Oh, now I got side-trackede.
Anyways, the books I sent for through the internet were chosen solely on samples, either through Amazon, the publisher's or the author's website. And it worked, and I still have a list for a new order.! New favorites added. Hopefully enough to keep me from pining for mooooooorrre! And hopefully those new favorites will keep doing what they're doing, because sometimes that too is the sucky part of trying something new. Sometimes great new things you like, just vanish into nothing.


Epilogue:
Since I've worked for a book distributor, I've learned about two very important persons in the book publishing business that usually aren't mentioned in the blogs, but that I know are immensely important to getting a book on the shelf:

1) the middleman, being either a distributor's or the publishing house's own salesperson. This is the person who gets to talk the shop owner or 'chef de rayon' (as they say in French; the person who does the buying for a certain range/category, Wikipedia won't help me translate) to actually put your title on the to-buy list. Especially if you're from a smaller publisher, who cannot offer those great percentages and total return policies the big houses can.

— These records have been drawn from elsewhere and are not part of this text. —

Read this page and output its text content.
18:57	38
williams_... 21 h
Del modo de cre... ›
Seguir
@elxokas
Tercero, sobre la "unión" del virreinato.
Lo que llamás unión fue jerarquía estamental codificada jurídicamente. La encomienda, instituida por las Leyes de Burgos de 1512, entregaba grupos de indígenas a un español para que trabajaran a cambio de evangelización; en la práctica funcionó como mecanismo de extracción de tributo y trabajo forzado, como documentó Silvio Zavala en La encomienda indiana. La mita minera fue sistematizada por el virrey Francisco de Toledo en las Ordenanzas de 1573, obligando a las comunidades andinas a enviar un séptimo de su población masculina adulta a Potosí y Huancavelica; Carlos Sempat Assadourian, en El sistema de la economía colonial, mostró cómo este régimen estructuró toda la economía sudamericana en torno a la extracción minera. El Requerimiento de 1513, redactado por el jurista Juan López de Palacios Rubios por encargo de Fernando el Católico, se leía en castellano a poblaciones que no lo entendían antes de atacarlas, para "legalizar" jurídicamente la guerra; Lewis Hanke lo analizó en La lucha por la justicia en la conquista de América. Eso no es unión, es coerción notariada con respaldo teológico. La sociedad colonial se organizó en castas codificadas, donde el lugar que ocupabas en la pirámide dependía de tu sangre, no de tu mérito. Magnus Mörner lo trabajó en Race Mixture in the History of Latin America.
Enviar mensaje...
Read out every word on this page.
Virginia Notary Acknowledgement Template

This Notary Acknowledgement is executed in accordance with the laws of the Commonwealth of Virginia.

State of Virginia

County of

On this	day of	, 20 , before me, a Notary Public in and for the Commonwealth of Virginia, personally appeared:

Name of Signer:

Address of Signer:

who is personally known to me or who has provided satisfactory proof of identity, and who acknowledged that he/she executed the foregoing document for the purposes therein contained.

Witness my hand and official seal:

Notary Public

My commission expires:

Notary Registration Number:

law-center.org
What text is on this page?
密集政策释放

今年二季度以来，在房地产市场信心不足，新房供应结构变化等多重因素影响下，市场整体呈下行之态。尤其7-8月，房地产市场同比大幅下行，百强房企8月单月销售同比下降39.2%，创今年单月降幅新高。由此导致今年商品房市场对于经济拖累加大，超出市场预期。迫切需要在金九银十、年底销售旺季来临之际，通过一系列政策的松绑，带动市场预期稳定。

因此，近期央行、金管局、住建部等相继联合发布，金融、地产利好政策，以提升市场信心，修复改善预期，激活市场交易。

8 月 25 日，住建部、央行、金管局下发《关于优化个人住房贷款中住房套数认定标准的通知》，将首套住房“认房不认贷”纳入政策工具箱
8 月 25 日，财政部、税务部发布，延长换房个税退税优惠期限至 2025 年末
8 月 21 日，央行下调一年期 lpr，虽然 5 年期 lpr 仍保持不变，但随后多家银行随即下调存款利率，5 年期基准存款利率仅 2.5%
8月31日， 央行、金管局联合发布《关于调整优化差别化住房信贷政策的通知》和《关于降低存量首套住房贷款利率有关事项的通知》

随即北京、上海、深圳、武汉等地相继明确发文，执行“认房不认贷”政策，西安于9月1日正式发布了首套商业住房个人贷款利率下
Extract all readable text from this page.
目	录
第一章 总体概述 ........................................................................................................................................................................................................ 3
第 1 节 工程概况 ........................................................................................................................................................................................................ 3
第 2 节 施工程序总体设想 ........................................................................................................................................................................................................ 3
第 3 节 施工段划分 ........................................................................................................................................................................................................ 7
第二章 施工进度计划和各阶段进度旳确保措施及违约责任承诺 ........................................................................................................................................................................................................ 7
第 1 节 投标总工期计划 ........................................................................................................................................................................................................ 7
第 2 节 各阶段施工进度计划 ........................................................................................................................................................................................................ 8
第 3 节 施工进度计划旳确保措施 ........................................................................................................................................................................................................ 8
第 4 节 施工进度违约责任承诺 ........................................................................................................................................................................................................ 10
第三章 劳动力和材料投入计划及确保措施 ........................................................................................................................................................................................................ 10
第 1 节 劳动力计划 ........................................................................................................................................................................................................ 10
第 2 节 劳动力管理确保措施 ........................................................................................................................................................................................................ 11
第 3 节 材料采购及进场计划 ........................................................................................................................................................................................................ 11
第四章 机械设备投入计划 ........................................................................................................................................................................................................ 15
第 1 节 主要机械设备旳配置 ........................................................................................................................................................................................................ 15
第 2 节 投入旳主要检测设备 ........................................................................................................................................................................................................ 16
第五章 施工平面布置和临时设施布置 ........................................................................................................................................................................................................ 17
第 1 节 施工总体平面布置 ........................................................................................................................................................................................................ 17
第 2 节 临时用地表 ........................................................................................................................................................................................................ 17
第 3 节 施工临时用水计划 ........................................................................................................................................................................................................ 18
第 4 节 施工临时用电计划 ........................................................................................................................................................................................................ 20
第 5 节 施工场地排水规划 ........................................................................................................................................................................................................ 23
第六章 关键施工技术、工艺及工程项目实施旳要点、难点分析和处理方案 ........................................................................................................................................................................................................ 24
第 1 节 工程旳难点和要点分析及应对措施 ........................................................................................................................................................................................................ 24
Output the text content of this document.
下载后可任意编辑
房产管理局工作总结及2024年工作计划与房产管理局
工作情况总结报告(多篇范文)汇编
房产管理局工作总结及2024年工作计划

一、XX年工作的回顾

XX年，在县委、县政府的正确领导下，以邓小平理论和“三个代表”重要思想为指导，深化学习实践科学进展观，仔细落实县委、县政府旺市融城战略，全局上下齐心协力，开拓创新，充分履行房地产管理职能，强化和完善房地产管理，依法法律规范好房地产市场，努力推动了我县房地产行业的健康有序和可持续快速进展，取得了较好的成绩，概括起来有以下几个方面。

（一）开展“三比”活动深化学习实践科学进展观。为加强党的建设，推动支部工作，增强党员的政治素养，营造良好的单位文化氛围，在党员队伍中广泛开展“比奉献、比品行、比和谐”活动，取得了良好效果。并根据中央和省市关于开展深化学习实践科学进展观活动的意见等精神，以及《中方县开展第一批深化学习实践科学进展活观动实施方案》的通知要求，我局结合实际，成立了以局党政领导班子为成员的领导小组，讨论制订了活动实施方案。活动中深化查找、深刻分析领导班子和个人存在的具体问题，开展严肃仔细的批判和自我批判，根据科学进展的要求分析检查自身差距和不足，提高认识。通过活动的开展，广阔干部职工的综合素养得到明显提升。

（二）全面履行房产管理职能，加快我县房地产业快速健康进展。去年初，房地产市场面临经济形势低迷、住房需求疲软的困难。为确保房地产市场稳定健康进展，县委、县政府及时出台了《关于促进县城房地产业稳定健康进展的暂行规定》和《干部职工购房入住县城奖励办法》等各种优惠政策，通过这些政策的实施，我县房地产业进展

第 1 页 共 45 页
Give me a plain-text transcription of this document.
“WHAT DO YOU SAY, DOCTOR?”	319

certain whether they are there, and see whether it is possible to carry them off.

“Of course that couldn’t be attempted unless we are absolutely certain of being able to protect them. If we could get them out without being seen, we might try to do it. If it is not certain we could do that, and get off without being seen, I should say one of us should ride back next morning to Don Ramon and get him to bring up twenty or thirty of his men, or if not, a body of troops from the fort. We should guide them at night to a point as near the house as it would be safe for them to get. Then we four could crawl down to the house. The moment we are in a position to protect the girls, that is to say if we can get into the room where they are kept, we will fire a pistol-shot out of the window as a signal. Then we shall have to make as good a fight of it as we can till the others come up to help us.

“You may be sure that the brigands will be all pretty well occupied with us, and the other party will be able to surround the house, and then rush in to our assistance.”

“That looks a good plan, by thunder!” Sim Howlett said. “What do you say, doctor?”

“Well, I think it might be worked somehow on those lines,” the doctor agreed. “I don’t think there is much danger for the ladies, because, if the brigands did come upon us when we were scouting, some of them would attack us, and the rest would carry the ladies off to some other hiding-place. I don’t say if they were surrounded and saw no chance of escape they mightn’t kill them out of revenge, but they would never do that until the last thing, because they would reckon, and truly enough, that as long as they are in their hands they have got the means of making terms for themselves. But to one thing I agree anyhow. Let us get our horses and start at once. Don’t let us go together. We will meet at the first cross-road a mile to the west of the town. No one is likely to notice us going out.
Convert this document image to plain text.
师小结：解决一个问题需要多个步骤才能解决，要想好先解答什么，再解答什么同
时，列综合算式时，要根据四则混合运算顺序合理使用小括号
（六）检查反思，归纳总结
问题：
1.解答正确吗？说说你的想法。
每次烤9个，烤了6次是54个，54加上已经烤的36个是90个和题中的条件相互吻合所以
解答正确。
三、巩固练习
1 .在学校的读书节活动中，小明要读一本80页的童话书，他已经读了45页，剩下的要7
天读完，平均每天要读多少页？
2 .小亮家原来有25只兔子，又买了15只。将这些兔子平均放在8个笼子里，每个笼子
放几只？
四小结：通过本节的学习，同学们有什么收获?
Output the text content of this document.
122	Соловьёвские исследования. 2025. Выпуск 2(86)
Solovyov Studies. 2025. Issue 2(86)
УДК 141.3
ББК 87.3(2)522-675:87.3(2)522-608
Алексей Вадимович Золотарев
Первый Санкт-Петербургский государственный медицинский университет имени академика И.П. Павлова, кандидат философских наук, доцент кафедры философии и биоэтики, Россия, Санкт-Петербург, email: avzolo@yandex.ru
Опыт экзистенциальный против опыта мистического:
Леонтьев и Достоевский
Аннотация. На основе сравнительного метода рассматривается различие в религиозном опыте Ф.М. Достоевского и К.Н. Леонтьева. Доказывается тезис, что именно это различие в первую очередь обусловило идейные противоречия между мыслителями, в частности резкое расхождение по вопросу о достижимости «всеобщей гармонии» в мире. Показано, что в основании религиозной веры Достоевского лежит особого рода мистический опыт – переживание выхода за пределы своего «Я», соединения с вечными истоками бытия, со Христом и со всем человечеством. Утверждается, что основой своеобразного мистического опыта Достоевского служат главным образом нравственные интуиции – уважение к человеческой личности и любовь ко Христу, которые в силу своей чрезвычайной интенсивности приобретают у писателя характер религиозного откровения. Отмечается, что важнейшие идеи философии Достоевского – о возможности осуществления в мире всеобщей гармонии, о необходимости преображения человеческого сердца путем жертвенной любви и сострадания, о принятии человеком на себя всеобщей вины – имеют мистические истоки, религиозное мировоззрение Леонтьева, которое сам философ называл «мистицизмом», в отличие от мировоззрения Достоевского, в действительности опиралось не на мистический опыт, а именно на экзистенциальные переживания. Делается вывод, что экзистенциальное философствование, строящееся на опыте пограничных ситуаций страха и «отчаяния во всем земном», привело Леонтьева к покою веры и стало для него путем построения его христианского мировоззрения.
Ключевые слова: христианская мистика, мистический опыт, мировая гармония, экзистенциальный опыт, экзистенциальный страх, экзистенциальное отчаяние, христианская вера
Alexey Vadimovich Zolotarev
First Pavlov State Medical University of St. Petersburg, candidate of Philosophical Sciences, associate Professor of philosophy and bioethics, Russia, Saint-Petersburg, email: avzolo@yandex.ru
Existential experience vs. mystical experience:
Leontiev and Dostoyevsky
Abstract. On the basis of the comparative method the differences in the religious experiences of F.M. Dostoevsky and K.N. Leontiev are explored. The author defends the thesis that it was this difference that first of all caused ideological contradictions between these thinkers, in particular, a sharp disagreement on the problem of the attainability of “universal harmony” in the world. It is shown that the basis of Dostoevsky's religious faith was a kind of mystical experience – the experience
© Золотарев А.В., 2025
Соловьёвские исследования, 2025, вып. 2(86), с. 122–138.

2) well, the Chef de Rayon himself, of course, because most bookshops are too big for just one human to handle. They come in all fragrances, these people, and it is very important to have someone who is interested. Back in the days, it must have been a really good guy managing the SF/F list for the Fnac, because they had a very broad range of publishers and some quirky stuff too. It's where Sterling still manages to make a slight difference.